During rehearsals for Henry and Ramona, Linda went to the director to ask if he wanted Linda or her husband backstage for all the shows. “Thanks, but no need” was the reply. All had been arranged—a high school student is helping out. A couple of them, actually. Truth be told, all the kids are pitching in.

Linda was dumbstruck. For the first time in her life, an organization was one step ahead of her. Rather than having to push, prod, cajole or convince somebody or some organization, Linda has been made part of a team. It’s hard to describe how good that feels.

But you’re asking yourself: Is Devon in this play because he has Down syndrome? Is this a pity cast?

Director Mike Anthony hesitates at the question, but only for a second. “Devon tried out just like everybody else. He sang ‘Hello, Dolly.’ He went though some acting exercises. I asked him to jump rope. To play marbles. I wanted to see if he could take direction. Acting-wise, I’m not just letting him be a part of this. He beat others out.”

There were some problems. Mike says if Devon’s tired, he can become unfocused. “There was an issue with him getting into other people’s belongings,” he adds. “But we addressed that. At first, we thought Devon might need a buddy backstage. But I really, really believe Devon is smarter than he lets on. For instance, we started off having somebody help dress him. But he knows how to dress himself.

“In all, he’s done amazingly well. This is a first for San Diego Junior Theatre, and it’s been a very positive learning process.”

WHEN LINDA was growing up, she was told to “look the other way.” Weren’t we all? Don’t stare at the retarded kids. Don’t approach them. Linda knows now how wrong that advice is.

“That just isolates people more,” she says. “And it makes you afraid of the situation. Here in Junior Theatre, I think these kids are comfortable with Devon. It gives them opportunities to be responsible, to shine and to feel good about themselves because they are able to help someone else.”

She believes these kinds of lessons stay with you for life. “These other kids might meet someone later on who has a disability or who has Down syndrome. They’ll look back and remember they were in a show with a boy who had Down syndrome. And they’ll view having a disability more positively, rather than being afraid.”

You can tell Linda has confronted more than her share of the public’s fear. Your heart sinks when you imagine how casualties can mount over the years from the small, daily battles with prejudice.
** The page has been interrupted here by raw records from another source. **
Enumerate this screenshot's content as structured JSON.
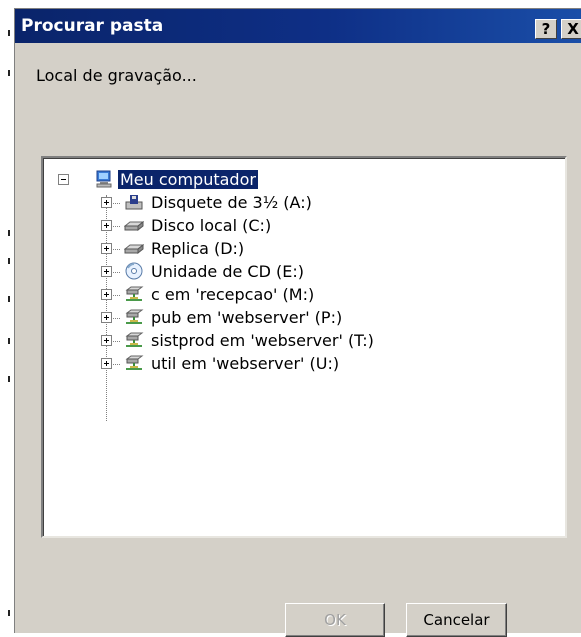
{
  "window": {
    "title": "Procurar pasta",
    "help_label": "?",
    "close_label": "X"
  },
  "instruction": "Local de gravação...",
  "tree": {
    "root": {
      "label": "Meu computador",
      "icon": "my-computer-icon",
      "selected": true
    },
    "items": [
      {
        "label": "Disquete de 3½ (A:)",
        "icon": "floppy-drive-icon"
      },
      {
        "label": "Disco local (C:)",
        "icon": "hard-disk-icon"
      },
      {
        "label": "Replica (D:)",
        "icon": "hard-disk-icon"
      },
      {
        "label": "Unidade de CD (E:)",
        "icon": "cd-drive-icon"
      },
      {
        "label": "c em 'recepcao' (M:)",
        "icon": "network-drive-icon"
      },
      {
        "label": "pub em 'webserver' (P:)",
        "icon": "network-drive-icon"
      },
      {
        "label": "sistprod em 'webserver' (T:)",
        "icon": "network-drive-icon"
      },
      {
        "label": "util em 'webserver' (U:)",
        "icon": "network-drive-icon"
      }
    ]
  },
  "buttons": {
    "ok": "OK",
    "cancel": "Cancelar"
  },
  "colors": {
    "titlebar": "#0a246a",
    "dialog_bg": "#d4d0c8",
    "selection": "#0a246a"
  }
}
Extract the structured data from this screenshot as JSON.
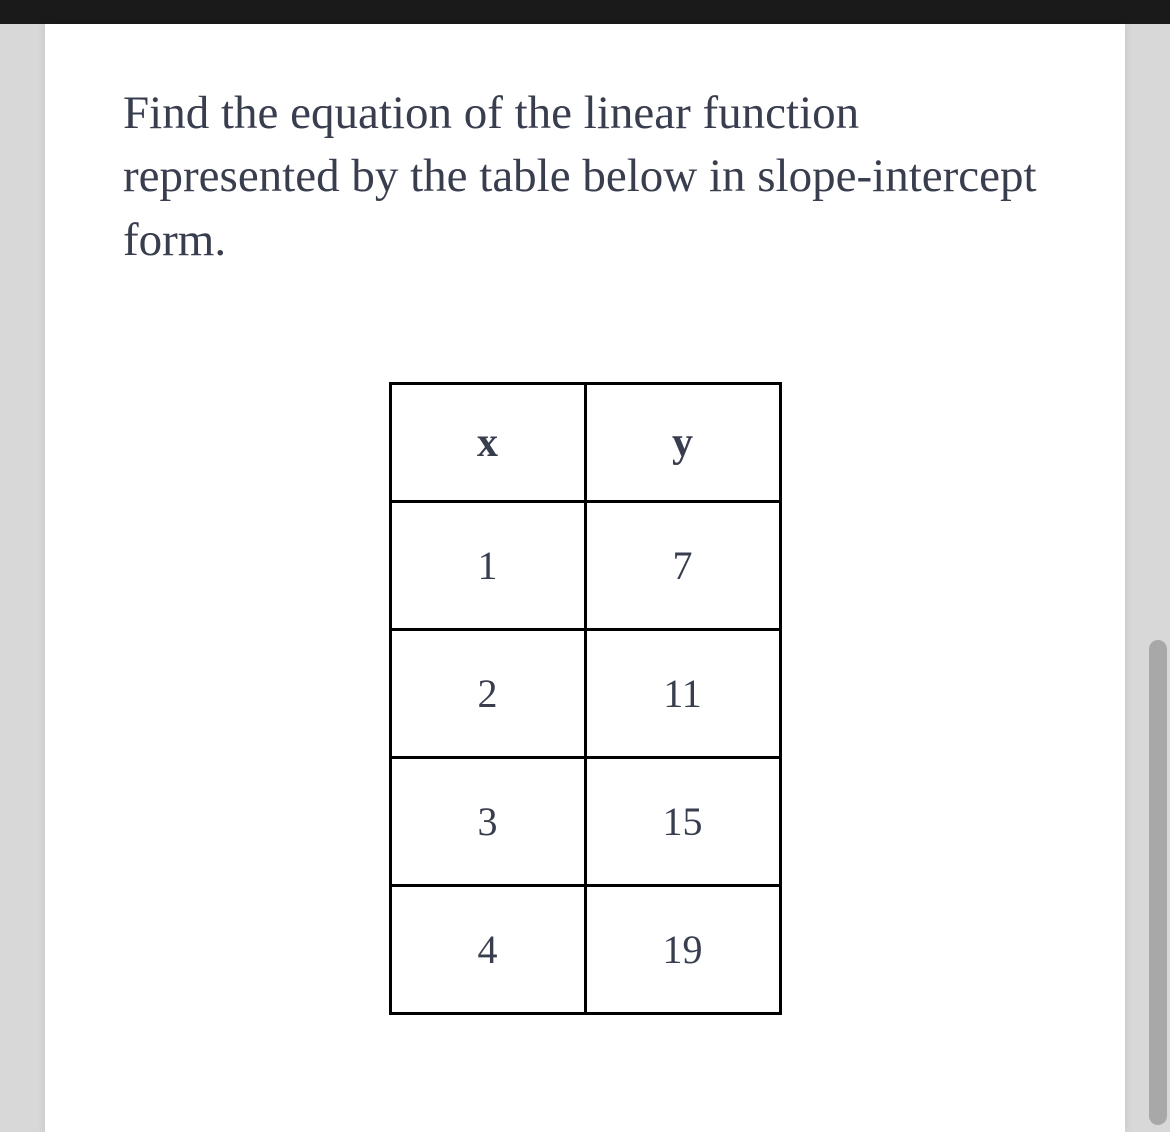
{
  "question": "Find the equation of the linear function represented by the table below in slope-intercept form.",
  "chart_data": {
    "type": "table",
    "headers": {
      "x": "x",
      "y": "y"
    },
    "rows": [
      {
        "x": "1",
        "y": "7"
      },
      {
        "x": "2",
        "y": "11"
      },
      {
        "x": "3",
        "y": "15"
      },
      {
        "x": "4",
        "y": "19"
      }
    ]
  }
}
But your soul soars after chatting with 12-year-old Maggie Beale-Wirsing. An angel. The Standley Middle School sixth-grader with rosy cheeks and 1,000-watt smile met Devon on the set of Henry and Ramona. The pair have several entrances together, including the final scene, in which Maggie is dressed in a blue cheerleader outfit.
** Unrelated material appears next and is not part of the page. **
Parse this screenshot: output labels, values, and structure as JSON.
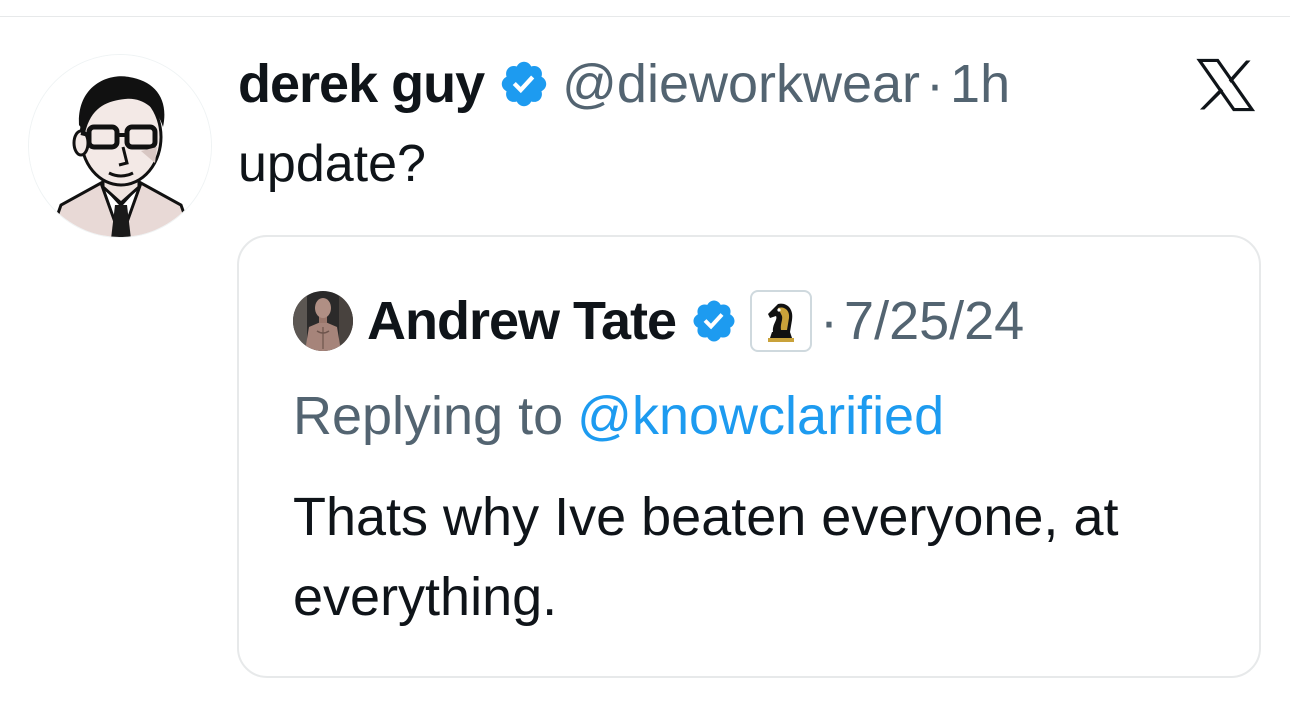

“Devon is a really nice boy,” Maggie declares. “He’s stubborn at times. You should see how crazy I get when he’s not ready for the finale. Sometimes you have to coax Devon to do something. But he is sweet and good-natured. I’ve known other people with disabilities. Sometimes people tease them. I don’t understand that. It’s not their fault they have a disability. They’re people, just like me.”

Maggie plans to keep in touch with Devon. Both are going to try out for Charlotte’s Web. Auditions and rehearsals are coming up soon.
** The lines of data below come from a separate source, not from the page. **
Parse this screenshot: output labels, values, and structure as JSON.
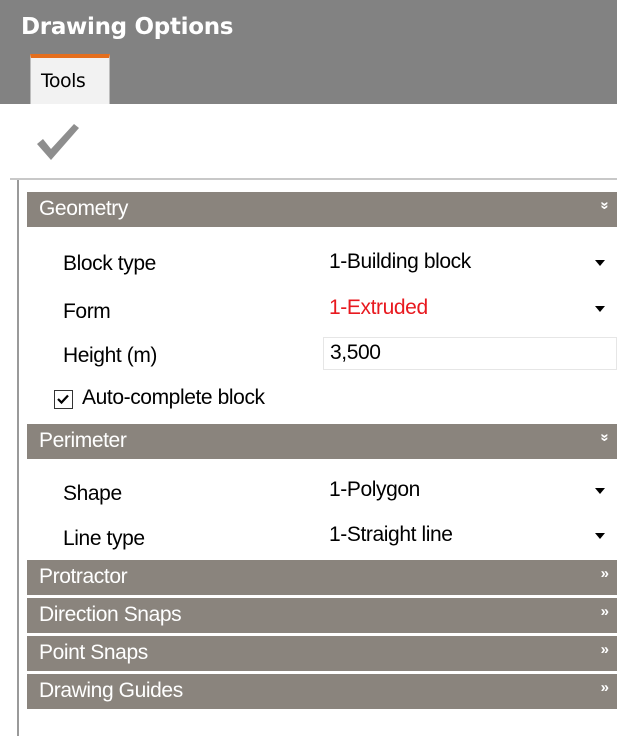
{
  "window": {
    "title": "Drawing Options"
  },
  "tabs": [
    {
      "label": "Tools",
      "active": true
    }
  ],
  "toolbar": {
    "apply_icon": "checkmark-icon"
  },
  "colors": {
    "section_header": "#8a847d",
    "accent_tab": "#e46e1e",
    "warning_value": "#e8191f"
  },
  "sections": {
    "geometry": {
      "label": "Geometry",
      "expanded": true,
      "block_type": {
        "label": "Block type",
        "value": "1-Building block"
      },
      "form": {
        "label": "Form",
        "value": "1-Extruded"
      },
      "height": {
        "label": "Height (m)",
        "value": "3,500"
      },
      "auto_complete": {
        "label": "Auto-complete block",
        "checked": true
      }
    },
    "perimeter": {
      "label": "Perimeter",
      "expanded": true,
      "shape": {
        "label": "Shape",
        "value": "1-Polygon"
      },
      "line_type": {
        "label": "Line type",
        "value": "1-Straight line"
      }
    },
    "protractor": {
      "label": "Protractor",
      "expanded": false
    },
    "direction_snaps": {
      "label": "Direction Snaps",
      "expanded": false
    },
    "point_snaps": {
      "label": "Point Snaps",
      "expanded": false
    },
    "drawing_guides": {
      "label": "Drawing Guides",
      "expanded": false
    }
  }
}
But right now—backstage for the moment—there’s one more piece of unfinished business: a last Henry and Ramona curtain call. They enter and move to center stage. Devon and Maggie bow as the audience claps. They move to stage right. Now the lead actors enter, to swelling applause. The grinning cast forms a line. Devon casually bites at a thumbnail. Everyone waves and takes a last bow in unison. The lights go to black.

Encore, you think, wishing the applause would never end.